Randy Wallace

Profile
- Position: Quarterback

Career information
- High school: Englewood (Jacksonville, Florida)
- College: Tennessee (1973–1976)

= Randy Wallace =

American football player

Randy Wallace is an American former college football quarterback who played for the Tennessee Volunteers.

==Early life==
Wallace played high school football at Englewood High School in Jacksonville, Florida.

==College career==
Wallace enrolled at the University of Tennessee to play college football for the Volunteers. He redshirted the 1973 season and was a three-year letterman from 1974 to 1976. He backed up Condredge Holloway in 1974. After Holloway was knocked out of the 1974 Liberty Bowl against Maryland, Wallace took over at quarterback.
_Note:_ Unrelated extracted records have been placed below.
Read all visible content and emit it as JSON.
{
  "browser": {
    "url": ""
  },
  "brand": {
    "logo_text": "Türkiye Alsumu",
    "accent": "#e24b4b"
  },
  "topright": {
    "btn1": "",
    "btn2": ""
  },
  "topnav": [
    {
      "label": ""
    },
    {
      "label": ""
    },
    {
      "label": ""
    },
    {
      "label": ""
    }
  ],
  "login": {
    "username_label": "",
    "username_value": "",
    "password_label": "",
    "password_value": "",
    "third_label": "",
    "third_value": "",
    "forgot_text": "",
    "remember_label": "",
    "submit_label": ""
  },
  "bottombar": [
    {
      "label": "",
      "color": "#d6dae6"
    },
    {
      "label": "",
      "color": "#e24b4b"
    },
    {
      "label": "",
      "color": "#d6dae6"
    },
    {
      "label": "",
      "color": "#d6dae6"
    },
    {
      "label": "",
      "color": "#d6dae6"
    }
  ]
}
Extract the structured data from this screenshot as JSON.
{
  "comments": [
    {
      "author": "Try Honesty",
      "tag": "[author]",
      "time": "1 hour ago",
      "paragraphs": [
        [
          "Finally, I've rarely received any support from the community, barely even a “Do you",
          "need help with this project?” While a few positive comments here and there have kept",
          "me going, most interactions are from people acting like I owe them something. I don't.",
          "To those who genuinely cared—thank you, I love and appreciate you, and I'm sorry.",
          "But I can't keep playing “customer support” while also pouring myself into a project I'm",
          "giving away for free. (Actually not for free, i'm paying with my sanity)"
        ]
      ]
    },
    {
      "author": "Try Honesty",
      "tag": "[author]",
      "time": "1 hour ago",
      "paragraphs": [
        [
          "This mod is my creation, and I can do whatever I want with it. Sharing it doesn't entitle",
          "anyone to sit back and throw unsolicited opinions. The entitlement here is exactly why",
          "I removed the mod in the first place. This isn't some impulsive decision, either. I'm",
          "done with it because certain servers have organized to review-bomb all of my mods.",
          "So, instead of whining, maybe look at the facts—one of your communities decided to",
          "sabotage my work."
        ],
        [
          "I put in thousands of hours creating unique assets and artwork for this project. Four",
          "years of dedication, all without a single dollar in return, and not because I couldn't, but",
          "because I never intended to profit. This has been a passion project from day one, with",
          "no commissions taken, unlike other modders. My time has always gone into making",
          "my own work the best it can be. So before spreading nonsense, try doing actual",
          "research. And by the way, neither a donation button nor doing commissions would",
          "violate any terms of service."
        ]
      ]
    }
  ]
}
He threw an 11-yard touchdown with 2:38 left to play as the Volunteers went on to win by a score of 7–3. Wallace finished the year completing 13 of 26 passes (50.0%) for 172 yards and one touchdown while also rushing 51 times for 112 yards.

Wallace missed 1975 spring practice to play college baseball for the Volunteers as a third basemen. He was selected by the Chicago Cubs in the third round, with the 52nd overall pick, of the 1975 Major League Baseball draft. On June 23, 1975, Wallace announced that he had declined the Cubs' contract offer, instead deciding to continue playing football at Tennessee. He spent the first several games of the 1975 season splitting time with starter Gary Roach, but eventually took over as the full-time starter. Overall in 1975, Wallace completed 72 of 145 passes (49.7%) for 1,318 yards, eight touchdowns, and 11 interceptions while also rushing 132 times for 211 yards and three touchdowns. He led the Southeastern Conference in completions, passing yards, and passing touchdowns.

Wallace returned as starter in 1976. He broke a bone in his left wrist on October 23 against Florida and was replaced by Joe Haugh. However, Wallace returned as starter the next week despite the bone still being broken. He finished the season with 68 completions on 130 passing attempts (52.3%) for 1,046 yards, four touchdowns, and six interceptions, and 114 rushes for 249 yards and three touchdowns. Wallace had a 12–10 record as the Volunteers' starting quarterback.